Though Berkshire shares have lagged broader stock and insurance stock indexes in recent months, shareholder enthusiasm at the meeting does not appear to have flagged. “(The) stock is a home run over the next five years,” said Bill Smead, chief investment officer of Smead Capital Management in Seattle.
Berkshire did not repurchase shares in the first quarter, and Buffett said he would be comfortable repurchasing stock at a price of 1.1 times book value, and perhaps higher.
Buffett also said Berkshire may buy more newspapers. It owns the Buffalo News, just bought the hometown Omaha World-Herald, and is a longtime shareholder of Washington Post Co.
As in recent years, Buffett and Munger fielded questions from shareholders and three journalists.
For the first time, they also took questions from three insurance industry analysts - Barclays Capital’s Jay Gelb, KBW’s Cliff Gallant, and Dowling & Partners’ Gary Ransom - who each have the equivalent of a “buy” rating on Berkshire.
While some hoped the analysts would add depth to the meeting, some of their questions concerned relatively arcane matters such as mortality rates in insurance, or whether Geico would use electronics to track driver behavior. Gelb did ask the question that prompted Buffett’s comment about a mega-takeover.

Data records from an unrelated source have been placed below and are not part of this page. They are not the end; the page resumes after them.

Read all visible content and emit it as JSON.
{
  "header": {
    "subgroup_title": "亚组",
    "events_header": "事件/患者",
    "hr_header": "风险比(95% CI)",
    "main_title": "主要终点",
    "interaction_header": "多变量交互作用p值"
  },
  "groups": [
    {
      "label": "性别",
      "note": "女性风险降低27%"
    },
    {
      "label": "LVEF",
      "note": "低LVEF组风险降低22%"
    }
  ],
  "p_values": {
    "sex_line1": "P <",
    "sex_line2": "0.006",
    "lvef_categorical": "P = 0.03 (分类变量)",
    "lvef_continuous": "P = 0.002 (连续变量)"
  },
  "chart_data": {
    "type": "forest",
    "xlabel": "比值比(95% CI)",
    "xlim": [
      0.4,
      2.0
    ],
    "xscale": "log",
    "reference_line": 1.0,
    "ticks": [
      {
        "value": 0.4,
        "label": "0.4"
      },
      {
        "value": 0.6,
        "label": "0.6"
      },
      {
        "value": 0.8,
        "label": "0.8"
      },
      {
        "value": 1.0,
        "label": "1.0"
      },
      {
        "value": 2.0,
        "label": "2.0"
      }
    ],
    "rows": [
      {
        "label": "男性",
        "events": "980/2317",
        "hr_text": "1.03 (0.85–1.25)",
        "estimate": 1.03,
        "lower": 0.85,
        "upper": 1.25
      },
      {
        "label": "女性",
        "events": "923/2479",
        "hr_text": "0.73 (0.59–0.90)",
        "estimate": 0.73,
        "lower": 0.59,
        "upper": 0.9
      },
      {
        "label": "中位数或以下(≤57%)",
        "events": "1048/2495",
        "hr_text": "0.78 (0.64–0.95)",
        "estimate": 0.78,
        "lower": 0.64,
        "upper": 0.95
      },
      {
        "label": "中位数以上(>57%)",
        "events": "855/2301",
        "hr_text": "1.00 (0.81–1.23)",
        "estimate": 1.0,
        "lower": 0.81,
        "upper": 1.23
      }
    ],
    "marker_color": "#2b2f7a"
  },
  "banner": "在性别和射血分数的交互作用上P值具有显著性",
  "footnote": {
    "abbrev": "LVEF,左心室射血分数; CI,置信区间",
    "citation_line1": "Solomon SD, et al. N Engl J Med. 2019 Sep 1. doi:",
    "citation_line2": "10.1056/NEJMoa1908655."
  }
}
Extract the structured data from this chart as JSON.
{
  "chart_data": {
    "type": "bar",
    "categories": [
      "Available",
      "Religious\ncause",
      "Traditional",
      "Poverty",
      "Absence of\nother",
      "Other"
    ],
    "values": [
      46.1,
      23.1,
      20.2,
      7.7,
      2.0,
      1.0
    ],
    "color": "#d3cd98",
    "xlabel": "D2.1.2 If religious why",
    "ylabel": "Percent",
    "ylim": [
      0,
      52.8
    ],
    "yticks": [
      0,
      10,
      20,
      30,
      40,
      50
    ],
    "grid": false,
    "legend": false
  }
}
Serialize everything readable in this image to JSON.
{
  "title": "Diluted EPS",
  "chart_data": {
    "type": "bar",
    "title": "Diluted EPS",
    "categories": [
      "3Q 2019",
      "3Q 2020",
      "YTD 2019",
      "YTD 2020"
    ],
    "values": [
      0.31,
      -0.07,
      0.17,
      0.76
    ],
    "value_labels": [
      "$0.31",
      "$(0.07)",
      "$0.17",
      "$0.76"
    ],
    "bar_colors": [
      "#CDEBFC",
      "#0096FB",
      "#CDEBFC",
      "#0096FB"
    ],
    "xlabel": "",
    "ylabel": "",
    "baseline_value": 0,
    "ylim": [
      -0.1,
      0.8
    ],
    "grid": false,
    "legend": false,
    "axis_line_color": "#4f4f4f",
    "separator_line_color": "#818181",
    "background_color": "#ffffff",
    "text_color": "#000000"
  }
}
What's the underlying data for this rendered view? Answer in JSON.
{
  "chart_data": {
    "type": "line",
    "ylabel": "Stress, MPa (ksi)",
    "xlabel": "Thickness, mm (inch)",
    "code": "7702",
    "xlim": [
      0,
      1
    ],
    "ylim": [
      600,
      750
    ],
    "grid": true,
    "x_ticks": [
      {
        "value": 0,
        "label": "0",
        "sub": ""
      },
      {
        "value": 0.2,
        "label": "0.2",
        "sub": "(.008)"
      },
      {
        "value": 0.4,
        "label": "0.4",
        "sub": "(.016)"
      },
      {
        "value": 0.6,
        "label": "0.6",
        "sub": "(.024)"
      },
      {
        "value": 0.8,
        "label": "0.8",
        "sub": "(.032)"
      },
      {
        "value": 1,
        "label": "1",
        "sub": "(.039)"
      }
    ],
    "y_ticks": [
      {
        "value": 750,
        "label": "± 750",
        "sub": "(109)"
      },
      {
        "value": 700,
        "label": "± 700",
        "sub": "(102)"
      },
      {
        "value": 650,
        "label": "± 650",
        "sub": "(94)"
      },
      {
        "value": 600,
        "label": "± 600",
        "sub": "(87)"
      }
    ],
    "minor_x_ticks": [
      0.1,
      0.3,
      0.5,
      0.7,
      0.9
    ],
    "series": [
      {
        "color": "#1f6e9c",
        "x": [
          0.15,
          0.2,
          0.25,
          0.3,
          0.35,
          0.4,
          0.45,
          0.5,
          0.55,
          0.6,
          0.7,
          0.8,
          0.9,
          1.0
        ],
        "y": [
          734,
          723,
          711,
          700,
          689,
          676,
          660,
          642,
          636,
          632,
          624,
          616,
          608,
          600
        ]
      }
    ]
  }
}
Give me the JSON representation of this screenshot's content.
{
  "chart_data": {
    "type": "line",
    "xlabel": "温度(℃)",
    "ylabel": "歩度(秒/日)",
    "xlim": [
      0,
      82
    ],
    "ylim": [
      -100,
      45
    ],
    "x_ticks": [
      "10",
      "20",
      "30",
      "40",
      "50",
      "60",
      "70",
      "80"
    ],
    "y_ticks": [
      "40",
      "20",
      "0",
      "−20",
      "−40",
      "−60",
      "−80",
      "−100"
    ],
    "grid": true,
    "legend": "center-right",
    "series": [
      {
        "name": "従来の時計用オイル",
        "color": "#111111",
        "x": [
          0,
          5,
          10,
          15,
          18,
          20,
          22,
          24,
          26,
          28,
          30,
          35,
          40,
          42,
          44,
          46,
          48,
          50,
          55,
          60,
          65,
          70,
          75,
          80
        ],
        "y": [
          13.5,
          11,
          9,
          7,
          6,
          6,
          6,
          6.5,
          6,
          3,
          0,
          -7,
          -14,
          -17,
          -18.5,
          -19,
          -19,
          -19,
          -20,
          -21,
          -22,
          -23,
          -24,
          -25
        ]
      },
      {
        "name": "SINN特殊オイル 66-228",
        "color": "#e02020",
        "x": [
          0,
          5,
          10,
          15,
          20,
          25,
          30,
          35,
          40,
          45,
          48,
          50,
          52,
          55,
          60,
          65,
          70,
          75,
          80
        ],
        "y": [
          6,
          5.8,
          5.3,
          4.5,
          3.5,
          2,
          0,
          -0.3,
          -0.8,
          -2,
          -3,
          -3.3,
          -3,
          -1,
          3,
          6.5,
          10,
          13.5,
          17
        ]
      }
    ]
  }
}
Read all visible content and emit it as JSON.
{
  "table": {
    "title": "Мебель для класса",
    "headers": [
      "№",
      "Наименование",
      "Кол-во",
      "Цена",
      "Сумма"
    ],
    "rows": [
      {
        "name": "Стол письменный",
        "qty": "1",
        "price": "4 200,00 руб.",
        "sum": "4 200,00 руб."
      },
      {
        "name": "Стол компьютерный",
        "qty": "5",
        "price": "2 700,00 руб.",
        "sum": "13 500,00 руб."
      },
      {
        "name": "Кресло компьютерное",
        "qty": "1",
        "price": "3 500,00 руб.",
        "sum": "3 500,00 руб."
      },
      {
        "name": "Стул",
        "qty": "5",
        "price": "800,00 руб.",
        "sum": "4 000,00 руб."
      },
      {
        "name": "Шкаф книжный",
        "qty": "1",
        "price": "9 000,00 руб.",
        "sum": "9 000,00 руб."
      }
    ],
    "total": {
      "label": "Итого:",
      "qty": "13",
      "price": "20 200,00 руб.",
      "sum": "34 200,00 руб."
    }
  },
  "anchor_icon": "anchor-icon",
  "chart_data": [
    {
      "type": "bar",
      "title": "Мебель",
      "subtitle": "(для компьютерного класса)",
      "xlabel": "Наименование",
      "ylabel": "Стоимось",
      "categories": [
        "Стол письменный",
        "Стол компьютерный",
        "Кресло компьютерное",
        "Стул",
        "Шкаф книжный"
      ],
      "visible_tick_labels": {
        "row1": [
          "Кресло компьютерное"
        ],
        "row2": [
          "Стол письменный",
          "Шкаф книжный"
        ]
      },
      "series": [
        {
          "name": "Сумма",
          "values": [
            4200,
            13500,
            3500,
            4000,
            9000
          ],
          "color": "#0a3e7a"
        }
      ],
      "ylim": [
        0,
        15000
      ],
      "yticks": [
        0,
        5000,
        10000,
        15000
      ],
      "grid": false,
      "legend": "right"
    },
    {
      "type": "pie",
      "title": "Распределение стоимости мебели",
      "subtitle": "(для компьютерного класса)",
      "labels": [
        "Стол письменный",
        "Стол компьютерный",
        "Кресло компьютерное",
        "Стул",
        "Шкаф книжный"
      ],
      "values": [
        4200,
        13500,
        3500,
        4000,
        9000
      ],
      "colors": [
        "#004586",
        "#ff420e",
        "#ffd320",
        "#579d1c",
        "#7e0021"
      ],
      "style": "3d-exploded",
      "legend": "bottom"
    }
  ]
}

Prior to the questioning, shareholders were regaled with the annual comedy-infused movie made by Buffett’s daughter Susie.
In one sketch, Buffett sang and played the ukulele with the cast of the TV show “Glee.”
Another featured Buffett’s secretary Debbie Bosanek, whose effective tax rate is higher than her boss’s and helped inspire the Obama administration’s proposed “Buffett rule” to raise taxes on the wealthy that recently failed in Congress.
Bosanek was shown with her feet up on her desk, discussing magazine covers. A helpful Buffett fielded phone calls for her.
Buffett told Reuters Insider he expects some version of the “Buffett rule” would be passed in a second Obama administration.